Durante a celebração do protocolo, Manuel Lemos referiu à imprensa que “Sei que este é um problema delicado, mas temos uma história e não podemos fazer de conta que ela não existe. Esta manifestação cultural faz sentido nalgumas regiões do país1.

De facto, existe uma ligação histórica das Misericórdias à tauromaquia que foi estabelecida no século XIX quando após a abolição das touradas em 1836, foi decidido que elas podiam ser realizadas com uma autorização especial e desde que a sua receita financeira revertesse inteiramente para a Casa Pia, (quando as touradas se realizavam em Lisboa) e para as Misericórdias (quando se realizavam no resto do país).

Esta foi a forma que se encontrou, após a revolução liberal, de tentar conceder alguma dignidade e “humanidade” a um espetáculo que já era considerado bárbaro e violento. Foi também uma maneira de impedir que as touradas se tornassem num negócio lucrativo. Talvez os liberais da altura, acreditassem que, com a aprovação desta medida, as touradas acabavam por desaparecer naturalmente.

No entanto, o que aconteceu é que as Misericórdias começaram a edificar praças de touros na região do Ribatejo e Alentejo e criaram uma dependência financeira em relação a esta atividade.
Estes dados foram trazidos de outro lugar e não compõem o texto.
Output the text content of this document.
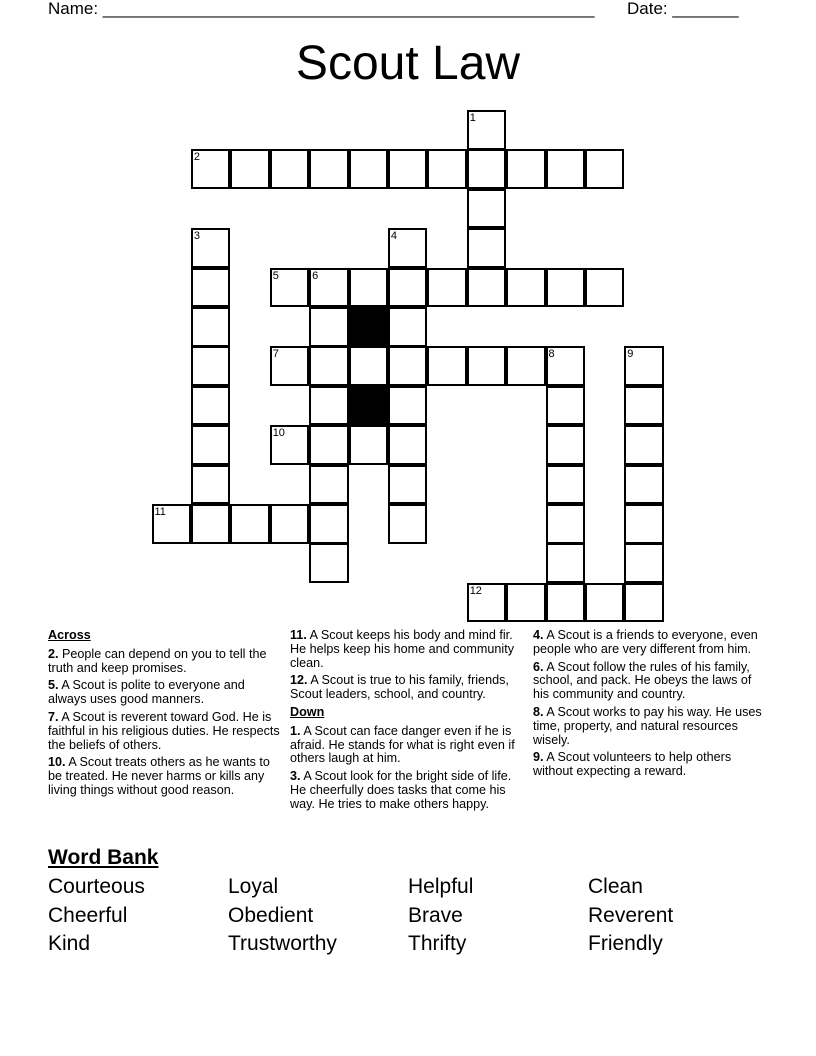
Name: ____________________________________________________ Date: _______
Scout Law
1
2
3	4
5	6
7	8	9
10
11
12
Across
2. People can depend on you to tell the truth and keep promises.
5. A Scout is polite to everyone and always uses good manners.
7. A Scout is reverent toward God. He is faithful in his religious duties. He respects the beliefs of others.
10. A Scout treats others as he wants to be treated. He never harms or kills any living things without good reason.
11. A Scout keeps his body and mind fir. He helps keep his home and community clean.
12. A Scout is true to his family, friends, Scout leaders, school, and country.
Down
1. A Scout can face danger even if he is afraid. He stands for what is right even if others laugh at him.
3. A Scout look for the bright side of life. He cheerfully does tasks that come his way. He tries to make others happy.
4. A Scout is a friends to everyone, even people who are very different from him.
6. A Scout follow the rules of his family, school, and pack. He obeys the laws of his community and country.
8. A Scout works to pay his way. He uses time, property, and natural resources wisely.
9. A Scout volunteers to help others without expecting a reward.
Word Bank
Courteous	Loyal	Helpful	Clean
Cheerful	Obedient	Brave	Reverent
Kind	Trustworthy	Thrifty	Friendly
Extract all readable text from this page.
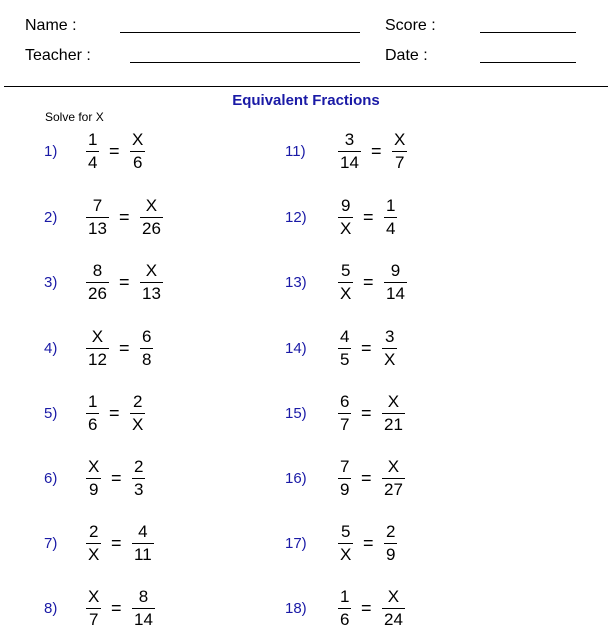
Name :	Score :
Teacher :	Date :
Equivalent Fractions
Solve for X
1)
1
4
=
X
6
2)
7
13
=
X
26
3)
8
26
=
X
13
4)
X
12
=
6
8
5)
1
6
=
2
X
6)
X
9
=
2
3
7)
2
X
=
4
11
8)
X
7
=
8
14
11)
3
14
=
X
7
12)
9
X
=
1
4
13)
5
X
=
9
14
14)
4
5
=
3
X
15)
6
7
=
X
21
16)
7
9
=
X
27
17)
5
X
=
2
9
18)
1
6
=
X
24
Com o Estado Novo, foi anulada a obrigação da receita financeira das touradas reverter para instituições de caridade, e em 1953, com a aprovação do primeiro Regulamento Tauromáquico, as touradas passaram a ser definitivamente um negócio devidamente legalizado.

Isso não impediu que as Misericórdias se afastassem da tauromaquia. Passados todos estes anos, grande parte das praças de touros continuam a ser propriedade das Misericórdias locais, e no caso de Lisboa, o Campo Pequeno continua a pertencer à Casa Pia, apesar destas instituições terem outras fontes de receita deixando de estar dependentes das receitas das touradas.

Claramente, a violência e a crueldade da tauromaquia é totalmente incompatível com os valores humanistas e de compaixão destas instituições, pelo que a ligação das Misericórdias às touradas é incompreensível na sociedade portuguesa e bastante contestada.

A celebração deste protocolo vai no sentido contrário da evolução da nossa sociedade e dos valores que as Misericórdias apregoam.